PROJECT SUMMARY ABSTRACT Inhibitors of the principle kidney glucose transporter, SGLT2, have been shown to slow the progression of chronic kidney disease (CKD) in the presence or absence of diabetes mellitus. However, major knowledge gaps remain in how these drugs act on the kidney. Knowledge gaps include how SGLT2 inhibitors alter kidney microvasculature functions, the tubular system, and kidney metabolism. Features that are observed at the whole-kidney level emerge from events at the microscopic level and treatments have their direct effect at the microscopic level. Microscopic behavior, however, cannot be deduced from whole-kidney behavior and must be observed directly. This cannot be done in humans but can be done in rat and mouse models of human kidney injury using specialized techniques at which the investigators are expert. By these methods this research will determine the effects of SGLT2 inhibitors on the inner workings of the kidney. This includes a proposed relaxation of the efferent arteriole, which may not have any effect on GFR but it always reduces filtration fraction and increases O2 delivery to the kidney. Studies will determine potential for targeting of SGLT1 as a new therapeutic strategy to protect the kidney. We will determine whether SGLT2 inhibitors have off-target effects in the kidney, which have been proposed for the heart. We will compare the metabolomics signature of these drugs in both experimental and clinical samples. And we aim to delineate the metabolomic and proteomic signature of these drugs in the very tubular cells they target, i.e., the early proximal tubule, but also compare these effects with responses in downstream tubular cells exposed to more glucose as a consequence of drug action. Our goal is an integrated understanding how these drugs impinge on the kidney in the healthy and diseased kidney to better understand their therapeutic benefits.

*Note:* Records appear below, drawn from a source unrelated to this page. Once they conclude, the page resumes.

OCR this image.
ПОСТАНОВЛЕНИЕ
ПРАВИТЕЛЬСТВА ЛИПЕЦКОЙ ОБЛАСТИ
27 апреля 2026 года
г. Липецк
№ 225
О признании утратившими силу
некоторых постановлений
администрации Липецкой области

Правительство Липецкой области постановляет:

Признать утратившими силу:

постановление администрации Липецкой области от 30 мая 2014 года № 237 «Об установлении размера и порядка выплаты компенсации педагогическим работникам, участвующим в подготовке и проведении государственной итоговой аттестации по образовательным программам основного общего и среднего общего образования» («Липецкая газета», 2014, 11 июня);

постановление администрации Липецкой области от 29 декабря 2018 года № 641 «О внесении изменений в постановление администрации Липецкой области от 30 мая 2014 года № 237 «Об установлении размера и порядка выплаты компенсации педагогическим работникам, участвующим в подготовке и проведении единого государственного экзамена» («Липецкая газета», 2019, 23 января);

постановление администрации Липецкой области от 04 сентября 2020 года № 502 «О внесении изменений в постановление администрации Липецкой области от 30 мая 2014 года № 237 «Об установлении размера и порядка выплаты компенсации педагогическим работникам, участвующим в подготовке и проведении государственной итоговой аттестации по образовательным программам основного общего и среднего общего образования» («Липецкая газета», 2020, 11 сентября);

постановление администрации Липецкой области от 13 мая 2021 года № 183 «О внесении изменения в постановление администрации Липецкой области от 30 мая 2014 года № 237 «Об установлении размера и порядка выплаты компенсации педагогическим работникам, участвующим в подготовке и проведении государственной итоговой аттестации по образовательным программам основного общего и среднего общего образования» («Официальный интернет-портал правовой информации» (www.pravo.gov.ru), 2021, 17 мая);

项目总结摘要 主要的肾脏葡萄糖转运蛋白SGLT2的抑制剂已被证明可以减缓糖尿病的进展。 存在或不存在糖尿病的慢性肾病(CKD)。然而，主要的知识差距 继续研究这些药物对肾脏的作用。知识空白包括SGLT2抑制剂如何改变肾脏 微血管功能、肾小管系统和肾脏新陈代谢。观察到的特征 全肾水平产生于微观水平的事件，治疗在 微观层面。然而，微观行为不能从全肾行为中推断出来，必须 直接观察到的。这不能在人类身上完成，但可以在人类肾脏的大鼠和小鼠模型上完成。 使用调查人员擅长的专门技术进行伤害。通过这些方法，本研究将 确定SGLT2抑制剂对肾脏内部工作的影响。这包括一项拟议的 传出小动脉的松弛，这可能不会对GFR有任何影响，但它总是减少滤过 并增加氧气向肾脏的输送。研究将确定将SGLT1作为一种 保护肾脏的新治疗策略。我们将确定SGLT2抑制剂是否有偏离靶点 对肾脏的影响，已被提出对心脏的影响。我们将比较新陈代谢组学特征 这些药物在实验和临床样本中都有。我们的目标是描绘新陈代谢和 这些药物在其靶标的肾小管细胞中的蛋白质组特征，即近端小管的早期，但也 将这些影响与下游肾小管细胞因接触更多葡萄糖而产生的反应进行比较 毒品行动。我们的目标是全面了解这些药物是如何影响健康和 以更好地了解其治疗效果。